Many Orthodox are curious to know when and how our making the sign of the cross appeared and why we do it differently than Roman Catholics. While I know that references to making the sign of the cross appear in the early centuries of Christianity, I’m not aware of the earliest sources telling us exactly how the cross was to be made. Tertullian who dies in 225AD describes Christians tracing the sign of the cross on their foreheads but gives no further details. St Cyril of Jerusalem in the 4th Century describes making the cross over the brow of one’s head as well as over food and drink but again without giving specific directions as to the how. St Ephrem the Syrian in the 4th Century proscribes making the sign of the cross as our first task before any endeavor but doesn’t tell us exactly how to do it. None of these early references to the practice describe the mechanics of what exactly the person is doing to make the sign of the cross so we can’t know exactly what they were doing. When I first came to Dayton as the priest, the local newspaper at that time had a religion column and the editor of that column heard I was going to be doing a house blessing in January. She came out with camera in hand and told me she was trying to imagine what it meant to do a house blessing. She envisioned me standing outside the home in winter with hands raised praying over a house – or she hoped more dramatically climbing up on the roof to to bless the house with hands upraised. She was disappointed to see it consisting of sprinkling holy water in a house. Without knowing the mechanics we can only imagine what they were doing in making the sign of the cross in the early centuries of Christianity, but we know it was a commonly accepted practice.
St. Peter Damaskos actually describes making the sign of the cross as he knew the practice in the 12th Century. He writes:
“Then we should also marvel how demons and various diseases are dispelled by the sign of the precious and life- giving Cross, which all can make without cost or effort. Who can number the panegyrics composed in its honor? The holy fathers have handed down to us the inner significance of this sign, so that we can refute heretics and unbelievers. The two fingers and single hand with which it is made represent the Lord Jesus Christ crucified, and He is thereby acknowledged to exist in two-natures and one hypostasis or person. The use of the right hand betokens His infinite power and the fact that He sits at the right hand of the Father. That the sign begins with a downward movement from above signifies His descent to us from heaven. Again, the movement of the hand from the right side to the left drives away our enemies and declares that by His invincible power the Lord overcame the devil, who is on the left side, dark and lacking strength. ( THE PHILOKALIA, Kindle Loc. 30200-30214)
While one can certainly recognize the movement of the right hand, starting at the top and moving down and then from right to left is how we Orthodox currently sign ourselves with the cross (though he does not reference touching any body parts). So we know that at least from the 12th Century we were doing it this way. What might be surprising to some is that for St. Peter the sign of the cross is made with two fingers not three. Using two fingers is the older known form of making the sign of the cross. He has a symbolic explanation for the two fingers (two natures of Christ) versus the three finger symbolism of the Trinity. The adherents of the three fingers might be disappointed to discover that their method is not the more ancient one nor the one used by earlier generations of Orthodox. I do not know the history of when or why Orthodox changed from two to three fingers, but it was part of the Old Believers dispute with the Russian Orthodox Church beginning in the 17th Century when Patriarch Nikon and the Russian Church insisted on changing to the practice of using 3 fingers in making the sign of the cross. [I did hear at one point that they mistakenly thought they were reverting to the more ancient practice by going to three fingers instead of two.]

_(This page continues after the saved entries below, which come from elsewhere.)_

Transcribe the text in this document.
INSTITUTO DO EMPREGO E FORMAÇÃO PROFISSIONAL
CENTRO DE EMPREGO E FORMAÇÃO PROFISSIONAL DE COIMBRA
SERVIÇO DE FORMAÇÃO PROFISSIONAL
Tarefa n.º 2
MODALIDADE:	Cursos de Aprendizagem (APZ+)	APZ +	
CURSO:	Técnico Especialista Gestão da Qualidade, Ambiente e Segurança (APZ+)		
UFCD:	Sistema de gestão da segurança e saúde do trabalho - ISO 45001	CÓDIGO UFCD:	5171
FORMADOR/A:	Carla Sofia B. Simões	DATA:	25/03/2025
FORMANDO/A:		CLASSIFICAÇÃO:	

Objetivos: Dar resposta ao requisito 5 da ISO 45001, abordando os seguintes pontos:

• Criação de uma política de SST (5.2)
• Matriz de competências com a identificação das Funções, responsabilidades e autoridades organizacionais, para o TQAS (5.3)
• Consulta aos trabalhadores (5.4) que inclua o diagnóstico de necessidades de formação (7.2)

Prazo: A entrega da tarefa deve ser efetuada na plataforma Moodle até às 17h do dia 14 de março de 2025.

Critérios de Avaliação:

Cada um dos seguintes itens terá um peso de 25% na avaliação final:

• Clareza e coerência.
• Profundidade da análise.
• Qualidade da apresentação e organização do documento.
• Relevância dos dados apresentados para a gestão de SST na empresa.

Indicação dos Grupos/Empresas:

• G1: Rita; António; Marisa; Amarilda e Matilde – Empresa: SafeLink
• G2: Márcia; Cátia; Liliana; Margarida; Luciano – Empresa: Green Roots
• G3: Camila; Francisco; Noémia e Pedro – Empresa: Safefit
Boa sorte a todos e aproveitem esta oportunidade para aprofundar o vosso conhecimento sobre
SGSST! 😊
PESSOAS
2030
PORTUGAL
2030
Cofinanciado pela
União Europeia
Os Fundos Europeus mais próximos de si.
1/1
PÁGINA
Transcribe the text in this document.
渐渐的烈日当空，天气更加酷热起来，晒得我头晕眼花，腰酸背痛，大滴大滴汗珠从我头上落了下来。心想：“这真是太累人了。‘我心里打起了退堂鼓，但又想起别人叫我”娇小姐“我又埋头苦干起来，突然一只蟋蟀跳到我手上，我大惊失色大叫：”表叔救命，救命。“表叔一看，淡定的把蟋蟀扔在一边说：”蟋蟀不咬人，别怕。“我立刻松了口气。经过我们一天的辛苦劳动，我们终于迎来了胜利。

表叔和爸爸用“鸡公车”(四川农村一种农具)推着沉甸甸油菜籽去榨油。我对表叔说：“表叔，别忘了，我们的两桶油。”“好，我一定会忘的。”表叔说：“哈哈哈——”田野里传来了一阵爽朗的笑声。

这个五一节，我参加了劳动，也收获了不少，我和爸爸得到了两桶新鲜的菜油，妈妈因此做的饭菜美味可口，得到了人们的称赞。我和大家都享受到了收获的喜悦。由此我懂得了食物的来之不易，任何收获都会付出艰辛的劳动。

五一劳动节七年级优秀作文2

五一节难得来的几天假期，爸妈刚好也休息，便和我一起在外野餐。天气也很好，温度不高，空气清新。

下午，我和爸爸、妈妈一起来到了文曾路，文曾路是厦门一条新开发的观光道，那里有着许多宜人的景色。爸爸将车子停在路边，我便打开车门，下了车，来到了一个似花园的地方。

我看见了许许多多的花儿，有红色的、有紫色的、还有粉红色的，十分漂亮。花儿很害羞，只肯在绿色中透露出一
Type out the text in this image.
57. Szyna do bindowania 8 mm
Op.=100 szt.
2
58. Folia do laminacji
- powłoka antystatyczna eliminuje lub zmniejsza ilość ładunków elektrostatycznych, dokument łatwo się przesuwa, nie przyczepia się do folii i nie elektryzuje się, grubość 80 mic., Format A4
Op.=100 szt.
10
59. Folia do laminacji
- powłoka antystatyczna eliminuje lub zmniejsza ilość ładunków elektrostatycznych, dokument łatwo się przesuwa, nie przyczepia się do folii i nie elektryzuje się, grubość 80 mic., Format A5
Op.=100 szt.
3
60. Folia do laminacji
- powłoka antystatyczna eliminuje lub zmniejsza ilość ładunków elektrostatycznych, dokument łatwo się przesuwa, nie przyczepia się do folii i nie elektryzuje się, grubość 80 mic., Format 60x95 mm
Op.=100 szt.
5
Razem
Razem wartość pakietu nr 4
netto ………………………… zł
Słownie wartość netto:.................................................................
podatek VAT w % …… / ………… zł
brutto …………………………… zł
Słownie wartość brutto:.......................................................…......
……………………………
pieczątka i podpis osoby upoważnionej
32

Of course, some saints pointed out that it is not the mechanics that matter – whether one uses one, two, or three fingers, spiritual power is in the cross itself not in how we make it. Other believers dispute this and think the mechanics are essential and not making the perfect cross is itself satanic.
Personally, I think it is the cross which makes demons shutter – doesn’t matter how large it is or how it is made. There is also the fact that very early on the Christians didn’t think of themselves as signing with the cross but with the last letter of the Jewish alphabet the tau or X which in Judaism represented the Name of God. This conveniently was similar to the X the first Greek letter in ‘Christ’ – Χριστός (see Jean Danielou, THE THEOLOGY OF JEWISH CHRISTIANITY, pp 154, 330). As Danielou points out probably at baptism the earliest Christians saw themselves as being anointed in the Name of the Lord, not with the Cross of Christ but with His Name – the X not the + . So both how Christians made the sign and what exactly they saw themselves doing (+ or X) has changed through the centuries. This makes me think the mechanics are not as significant as what we are invoking – God’s Name, Christ or the Cross – in our spiritual struggle against evil.
That conformity in practice helps with community identity and with the unity of community is true which may also point to the mechanics of making the sign of the cross as being practical not theological.